Philpott’s essays are distributed along a bell curve[, meaning that (bear with me for a moment with this analogy): The early ones are not excellent, the middle ones are, and the ones at the end are also lackluster. Collectively, the balance makes her collection of essays worth reading, even if the reader is sometimes left wondering, “So what?” from the author, and even if some topics are poorly tackled.
An early essay, titled “The Perfect Murder Weapon,” relies predominantly on telling the reader everything. Indeed, one of the sentences even says “My name is Mary Laura Philpott, and I am addicted to getting things right.” It’s an indirect thesis and the clarity is refreshing, but the rest of the chapter proceeds to tell the reader how, when, and why Philpott likes things to be perfect. One learns a lot about her neuroses but in a way that is precisely what ninth-grade English teachers say not to do: She tells instead of shows. A few pages of that make for repetitive reading.
Three essays in quick succession stand out among the rest: “P-O-I-S-O-N,” “Good Job,” and “This Guy.” The first details the problematic bad boy that Philpott dated in college — a boy who was clearly alluring but who, according to Philpott, “was totally wrong but really fun for a little while.” He very clearly came and went as he pleased with very little regard for her feelings, leaving her to sit by the phone waiting for him to call and do a great deal of emotional labor within the relationship. We know this because Philpott told a story in this chapter, making it far more effective than her earlier ones, and, because of the extended anecdote, teaches the reader a lesson about the line between wanting to make a relationship work and doing all the heavy lifting alone.
“Good Job” is predictably about her first job, and opens with a funny exchange between her and a friend: In reference to a Roomba, the friend says, “It’s like a drunk bee,” to which Philpott replies, “Or us in our twenties.” It’s moments like these when one wishes she dropped more one-liners like this throughout her prose — she has the capacity to do it, but chooses to ruminate more often than not. This chapter is indeed full of one-liners. A couple pages later, on the subject of success, Philpott writes “What if work is just a thing we do to distract ourselves from the fact that the world is falling apart? In that case, it doesn’t even matter what job you do or how well you do it.” Harvard students: This is food for thought.

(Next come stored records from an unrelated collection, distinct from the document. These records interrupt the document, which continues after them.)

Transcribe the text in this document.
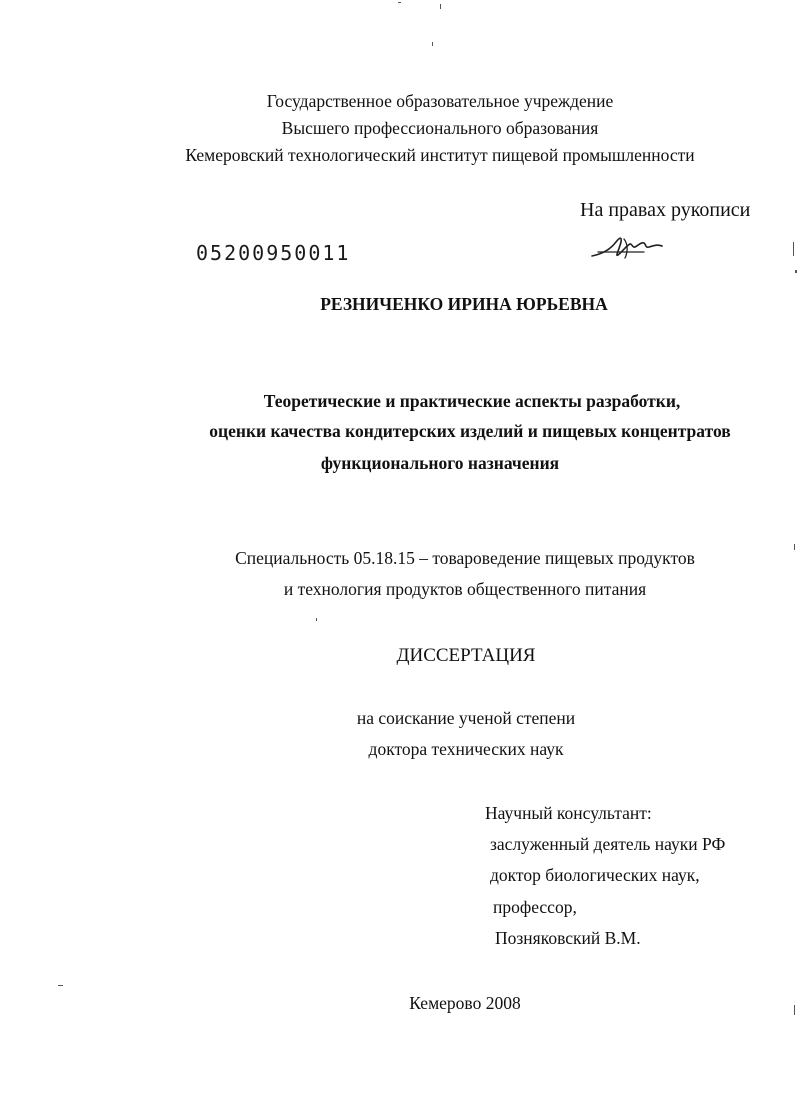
Государственное образовательное учреждение
Высшего профессионального образования
Кемеровский технологический институт пищевой промышленности
На правах рукописи
05200950011
РЕЗНИЧЕНКО ИРИНА ЮРЬЕВНА
Теоретические и практические аспекты разработки,
оценки качества кондитерских изделий и пищевых концентратов
функционального назначения
Специальность 05.18.15 – товароведение пищевых продуктов
и технология продуктов общественного питания
ДИССЕРТАЦИЯ
на соискание ученой степени
доктора технических наук
Научный консультант:
заслуженный деятель науки РФ
доктор биологических наук,
профессор,
Позняковский В.М.
Кемерово 2008
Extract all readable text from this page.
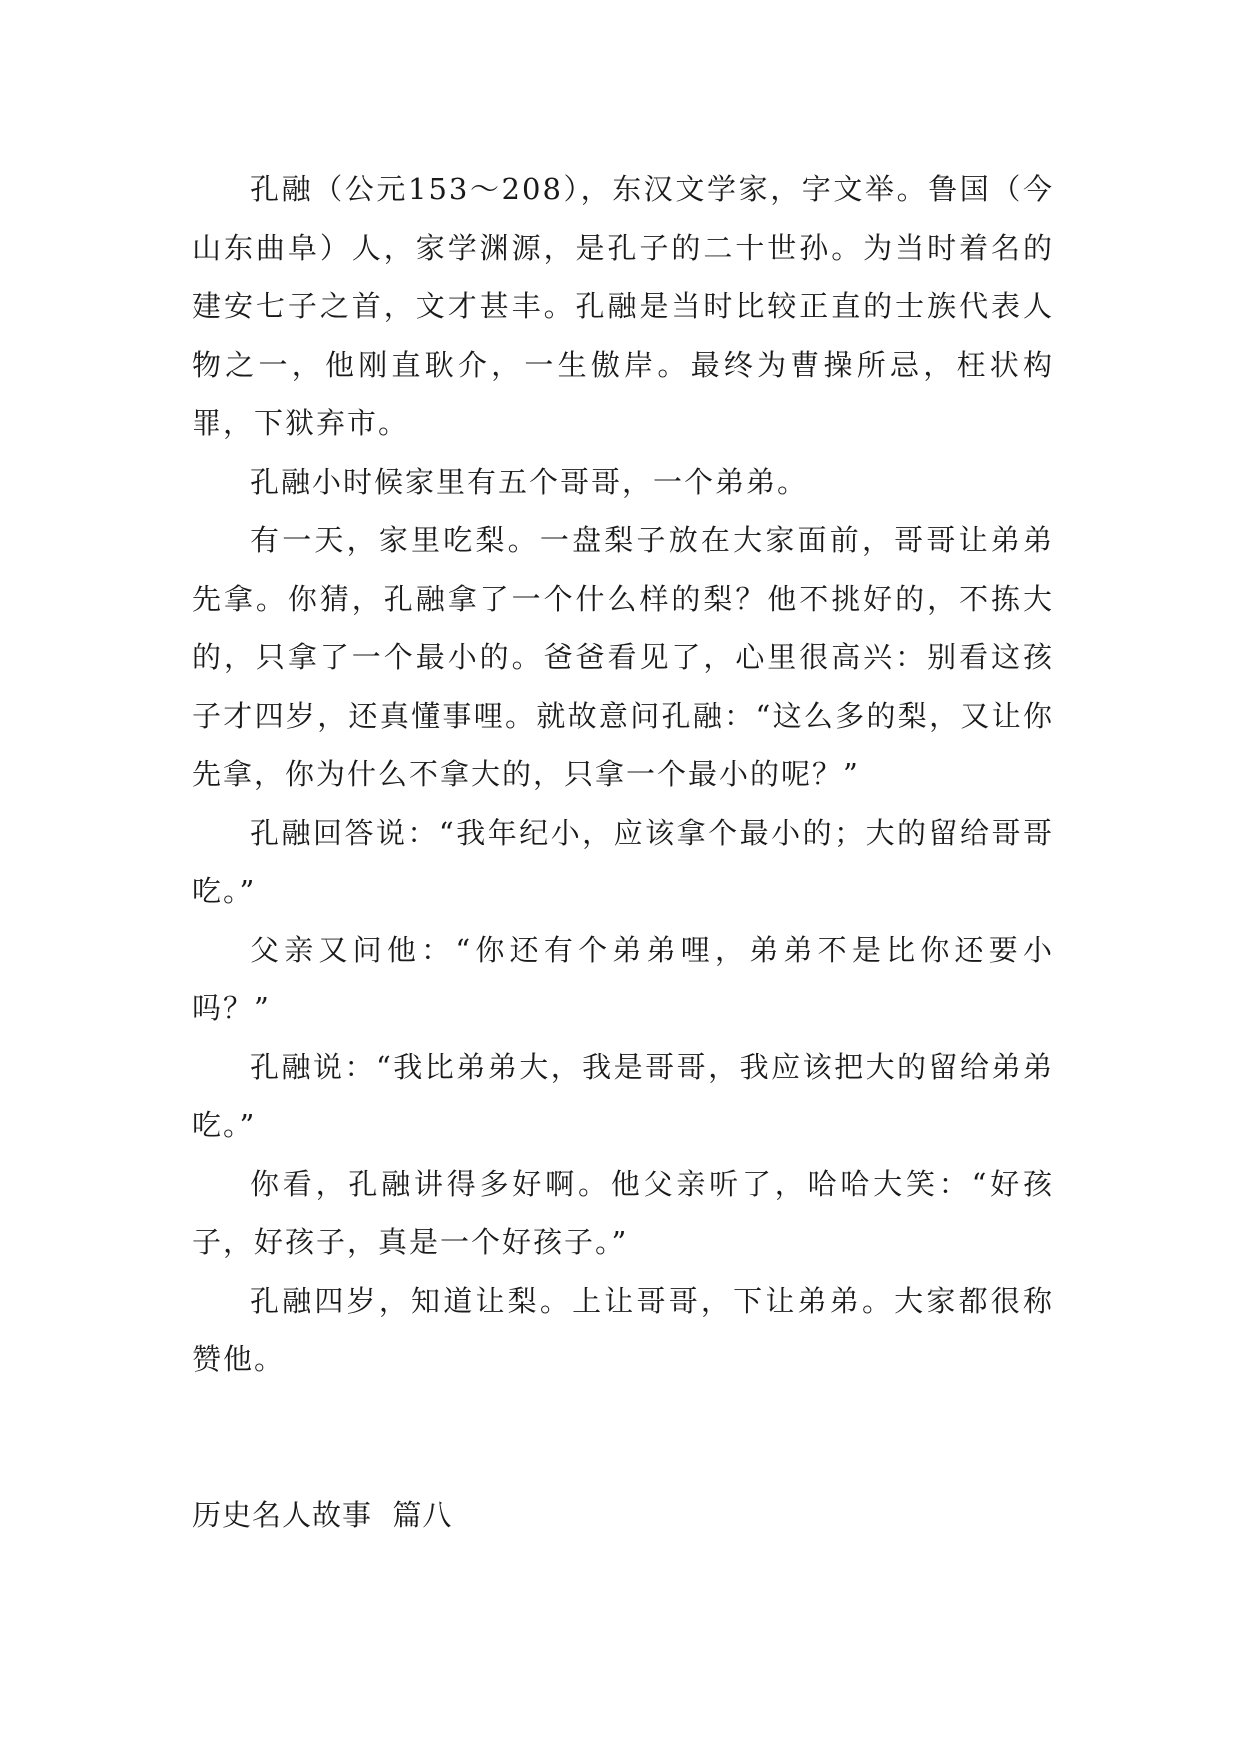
孔融（公元153～208），东汉文学家，字文举。鲁国（今山东曲阜）人，家学渊源，是孔子的二十世孙。为当时着名的建安七子之首，文才甚丰。孔融是当时比较正直的士族代表人物之一，他刚直耿介，一生傲岸。最终为曹操所忌，枉状构罪，下狱弃市。

孔融小时候家里有五个哥哥，一个弟弟。

有一天，家里吃梨。一盘梨子放在大家面前，哥哥让弟弟先拿。你猜，孔融拿了一个什么样的梨？他不挑好的，不拣大的，只拿了一个最小的。爸爸看见了，心里很高兴：别看这孩子才四岁，还真懂事哩。就故意问孔融：“这么多的梨，又让你先拿，你为什么不拿大的，只拿一个最小的呢？”

孔融回答说：“我年纪小，应该拿个最小的；大的留给哥哥吃。”

父亲又问他：“你还有个弟弟哩，弟弟不是比你还要小吗？”

孔融说：“我比弟弟大，我是哥哥，我应该把大的留给弟弟吃。”

你看，孔融讲得多好啊。他父亲听了，哈哈大笑：“好孩子，好孩子，真是一个好孩子。”

孔融四岁，知道让梨。上让哥哥，下让弟弟。大家都很称赞他。

历史名人故事  篇八
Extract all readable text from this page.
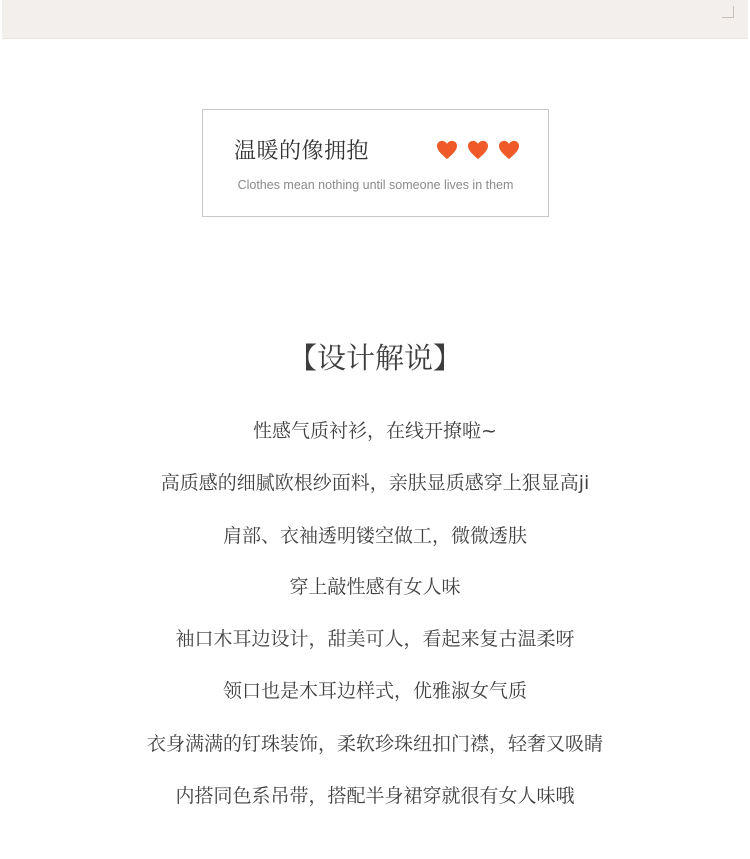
温暖的像拥抱
Clothes mean nothing until someone lives in them
【设计解说】
性感气质衬衫，在线开撩啦~
高质感的细腻欧根纱面料，亲肤显质感穿上狠显高ji
肩部、衣袖透明镂空做工，微微透肤
穿上敲性感有女人味
袖口木耳边设计，甜美可人，看起来复古温柔呀
领口也是木耳边样式，优雅淑女气质
衣身满满的钉珠装饰，柔软珍珠纽扣门襟，轻奢又吸睛
内搭同色系吊带，搭配半身裙穿就很有女人味哦
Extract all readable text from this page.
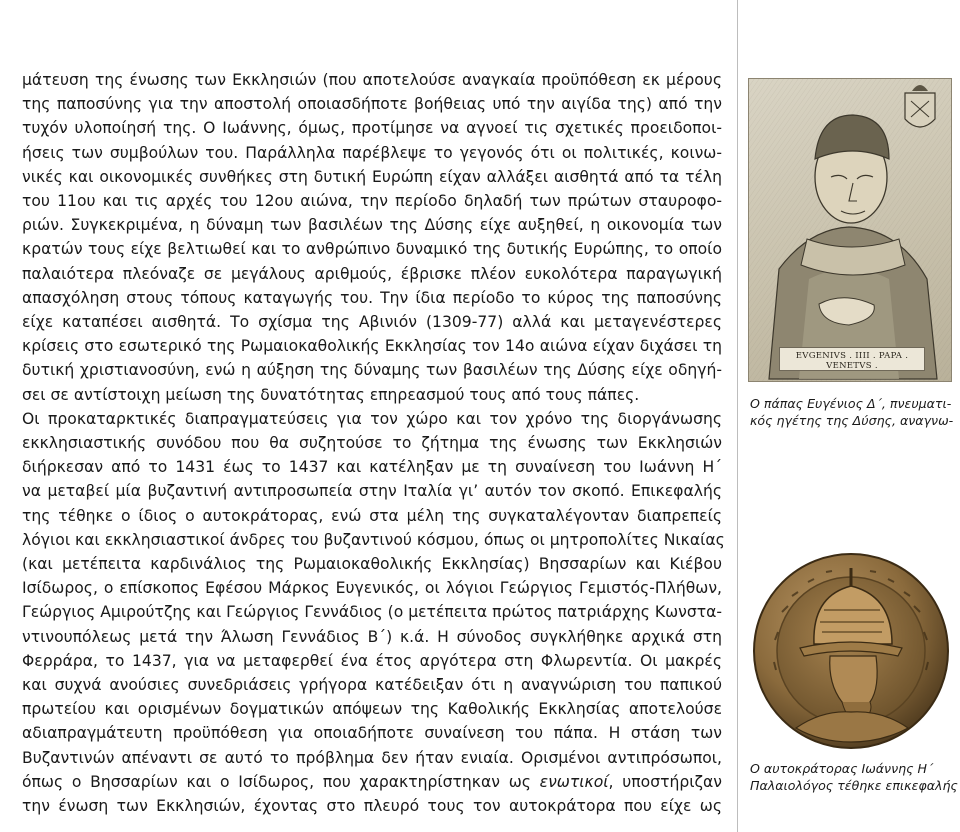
μάτευση της ένωσης των Εκκλησιών (που αποτελούσε αναγκαία προϋπόθεση εκ μέρους
της παποσύνης για την αποστολή οποιασδήποτε βοήθειας υπό την αιγίδα της) από την
τυχόν υλοποίησή της. Ο Ιωάννης, όμως, προτίμησε να αγνοεί τις σχετικές προειδοποι-
ήσεις των συμβούλων του. Παράλληλα παρέβλεψε το γεγονός ότι οι πολιτικές, κοινω-
νικές και οικονομικές συνθήκες στη δυτική Ευρώπη είχαν αλλάξει αισθητά από τα τέλη
του 11ου και τις αρχές του 12ου αιώνα, την περίοδο δηλαδή των πρώτων σταυροφο-
ριών. Συγκεκριμένα, η δύναμη των βασιλέων της Δύσης είχε αυξηθεί, η οικονομία των
κρατών τους είχε βελτιωθεί και το ανθρώπινο δυναμικό της δυτικής Ευρώπης, το οποίο
παλαιότερα πλεόναζε σε μεγάλους αριθμούς, έβρισκε πλέον ευκολότερα παραγωγική
απασχόληση στους τόπους καταγωγής του. Την ίδια περίοδο το κύρος της παποσύνης
είχε καταπέσει αισθητά. Το σχίσμα της Αβινιόν (1309-77) αλλά και μεταγενέστερες
κρίσεις στο εσωτερικό της Ρωμαιοκαθολικής Εκκλησίας τον 14ο αιώνα είχαν διχάσει τη
δυτική χριστιανοσύνη, ενώ η αύξηση της δύναμης των βασιλέων της Δύσης είχε οδηγή-
σει σε αντίστοιχη μείωση της δυνατότητας επηρεασμού τους από τους πάπες.
Οι προκαταρκτικές διαπραγματεύσεις για τον χώρο και τον χρόνο της διοργάνωσης
εκκλησιαστικής συνόδου που θα συζητούσε το ζήτημα της ένωσης των Εκκλησιών
διήρκεσαν από το 1431 έως το 1437 και κατέληξαν με τη συναίνεση του Ιωάννη Η΄
να μεταβεί μία βυζαντινή αντιπροσωπεία στην Ιταλία γι’ αυτόν τον σκοπό. Επικεφαλής
της τέθηκε ο ίδιος ο αυτοκράτορας, ενώ στα μέλη της συγκαταλέγονταν διαπρεπείς
λόγιοι και εκκλησιαστικοί άνδρες του βυζαντινού κόσμου, όπως οι μητροπολίτες Νικαίας
(και μετέπειτα καρδινάλιος της Ρωμαιοκαθολικής Εκκλησίας) Βησσαρίων και Κιέβου
Ισίδωρος, ο επίσκοπος Εφέσου Μάρκος Ευγενικός, οι λόγιοι Γεώργιος Γεμιστός-Πλήθων,
Γεώργιος Αμιρούτζης και Γεώργιος Γεννάδιος (ο μετέπειτα πρώτος πατριάρχης Κωνστα-
ντινουπόλεως μετά την Άλωση Γεννάδιος Β΄) κ.ά. Η σύνοδος συγκλήθηκε αρχικά στη
Φερράρα, το 1437, για να μεταφερθεί ένα έτος αργότερα στη Φλωρεντία. Οι μακρές
και συχνά ανούσιες συνεδριάσεις γρήγορα κατέδειξαν ότι η αναγνώριση του παπικού
πρωτείου και ορισμένων δογματικών απόψεων της Καθολικής Εκκλησίας αποτελούσε
αδιαπραγμάτευτη προϋπόθεση για οποιαδήποτε συναίνεση του πάπα. Η στάση των
Βυζαντινών απέναντι σε αυτό το πρόβλημα δεν ήταν ενιαία. Ορισμένοι αντιπρόσωποι,
όπως ο Βησσαρίων και ο Ισίδωρος, που χαρακτηρίστηκαν ως ενωτικοί, υποστήριζαν
την ένωση των Εκκλησιών, έχοντας στο πλευρό τους τον αυτοκράτορα που είχε ως
EVGENIVS . IIII . PAPA . VENETVS .
Ο πάπας Ευγένιος Δ΄, πνευματι-
κός ηγέτης της Δύσης, αναγνω-
Ο αυτοκράτορας Ιωάννης Η΄
Παλαιολόγος τέθηκε επικεφαλής
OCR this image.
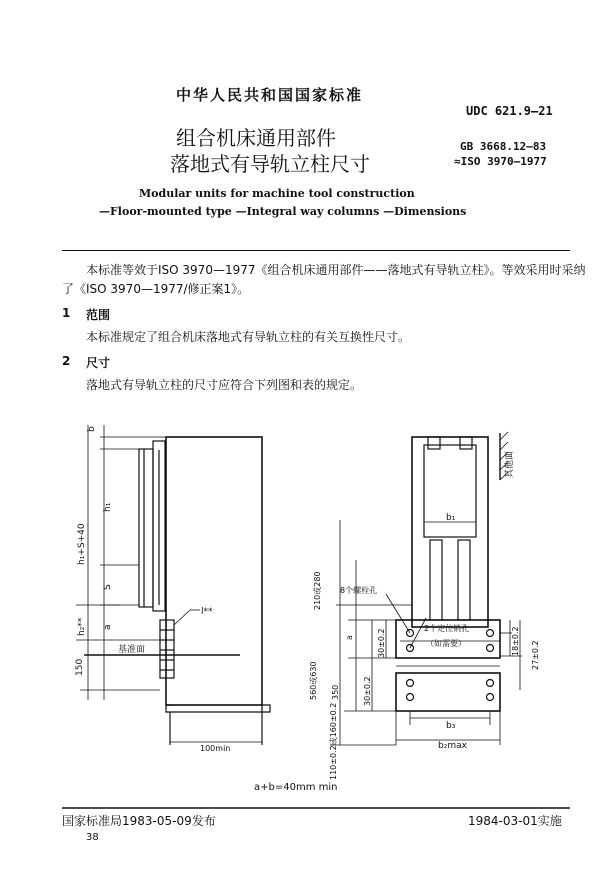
中华人民共和国国家标准
UDC 621.9—21
组合机床通用部件	GB 3668.12—83
落地式有导轨立柱尺寸	≈ISO 3970—1977
Modular units for machine tool construction
—Floor-mounted type —Integral way columns —Dimensions
本标准等效于ISO 3970—1977《组合机床通用部件——落地式有导轨立柱》。等效采用时采纳
了《ISO 3970—1977/修正案1》。
1 范围
本标准规定了组合机床落地式有导轨立柱的有关互换性尺寸。
2 尺寸
落地式有导轨立柱的尺寸应符合下列图和表的规定。
b
h₁
h₁+S+40
S
h₂** a
150
l**
基准面
100min
其他面
b₁
210或280 8个螺栓孔
2个定位销孔
（如需要）
a
560或630 350
30±0.2
30±0.2
110±0.2或160±0.2
18±0.2 27±0.2
b₃
b₂max
a+b=40mm min
国家标准局1983-05-09发布	1984-03-01实施
38
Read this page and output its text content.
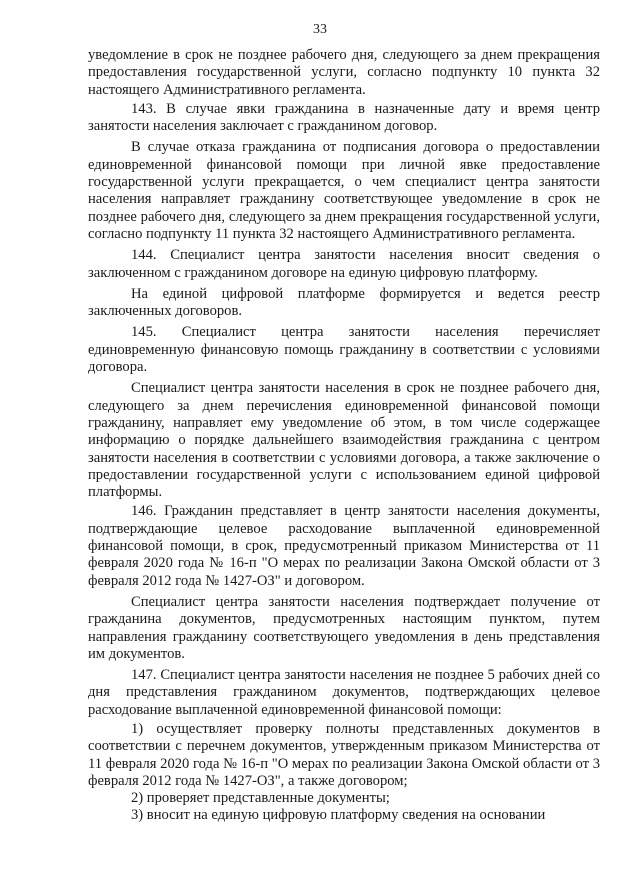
33

уведомление в срок не позднее рабочего дня, следующего за днем прекращения предоставления государственной услуги, согласно подпункту 10 пункта 32 настоящего Административного регламента.

143. В случае явки гражданина в назначенные дату и время центр занятости населения заключает с гражданином договор.

В случае отказа гражданина от подписания договора о предоставлении единовременной финансовой помощи при личной явке предоставление государственной услуги прекращается, о чем специалист центра занятости населения направляет гражданину соответствующее уведомление в срок не позднее рабочего дня, следующего за днем прекращения государственной услуги, согласно подпункту 11 пункта 32 настоящего Административного регламента.

144. Специалист центра занятости населения вносит сведения о заключенном с гражданином договоре на единую цифровую платформу.

На единой цифровой платформе формируется и ведется реестр заключенных договоров.

145. Специалист центра занятости населения перечисляет единовременную финансовую помощь гражданину в соответствии с условиями договора.

Специалист центра занятости населения в срок не позднее рабочего дня, следующего за днем перечисления единовременной финансовой помощи гражданину, направляет ему уведомление об этом, в том числе содержащее информацию о порядке дальнейшего взаимодействия гражданина с центром занятости населения в соответствии с условиями договора, а также заключение о предоставлении государственной услуги с использованием единой цифровой платформы.

146. Гражданин представляет в центр занятости населения документы, подтверждающие целевое расходование выплаченной единовременной финансовой помощи, в срок, предусмотренный приказом Министерства от 11 февраля 2020 года № 16-п "О мерах по реализации Закона Омской области от 3 февраля 2012 года № 1427-ОЗ" и договором.

Специалист центра занятости населения подтверждает получение от гражданина документов, предусмотренных настоящим пунктом, путем направления гражданину соответствующего уведомления в день представления им документов.

147. Специалист центра занятости населения не позднее 5 рабочих дней со дня представления гражданином документов, подтверждающих целевое расходование выплаченной единовременной финансовой помощи:

1) осуществляет проверку полноты представленных документов в соответствии с перечнем документов, утвержденным приказом Министерства от 11 февраля 2020 года № 16-п "О мерах по реализации Закона Омской области от 3 февраля 2012 года № 1427-ОЗ", а также договором;

2) проверяет представленные документы;

3) вносит на единую цифровую платформу сведения на основании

“This Guy” describes how she met her husband, and the inevitable conclusions about love that a happily married person can draw — cheesy perhaps, but arguably true. She writes that “the evolution of a relationship is not something you can entirely control. Falling in love is not a matter of weighing pros and cons. Unlike other big life events — jobs, moves, homes — it’s not a thing you work toward like you’re seeking a personal-life promotion.” Again: food for thought.
Yet the chapters towards the end of the novel miss the mark. They jump from one topic to another within the same essay, which is jarring because the essays themselves are short enough that focus and unity is not only necessary, but doable. Each one should be a microcosm of some larger theme and rumination, and to string together disjointed thoughts and anecdotes without any sense of unification makes for difficult reading.
Philpott’s memoir is somewhat baffling in the range of quality from essay to essay: Theoretically, the same editor read them all, right? Collectively, they are unified under the broader theme of questioning and desiring success in all its various iterations — and the price to be paid for each one. Worth the read, but a shame that enough of the essays read as though they could have used at least one more draft.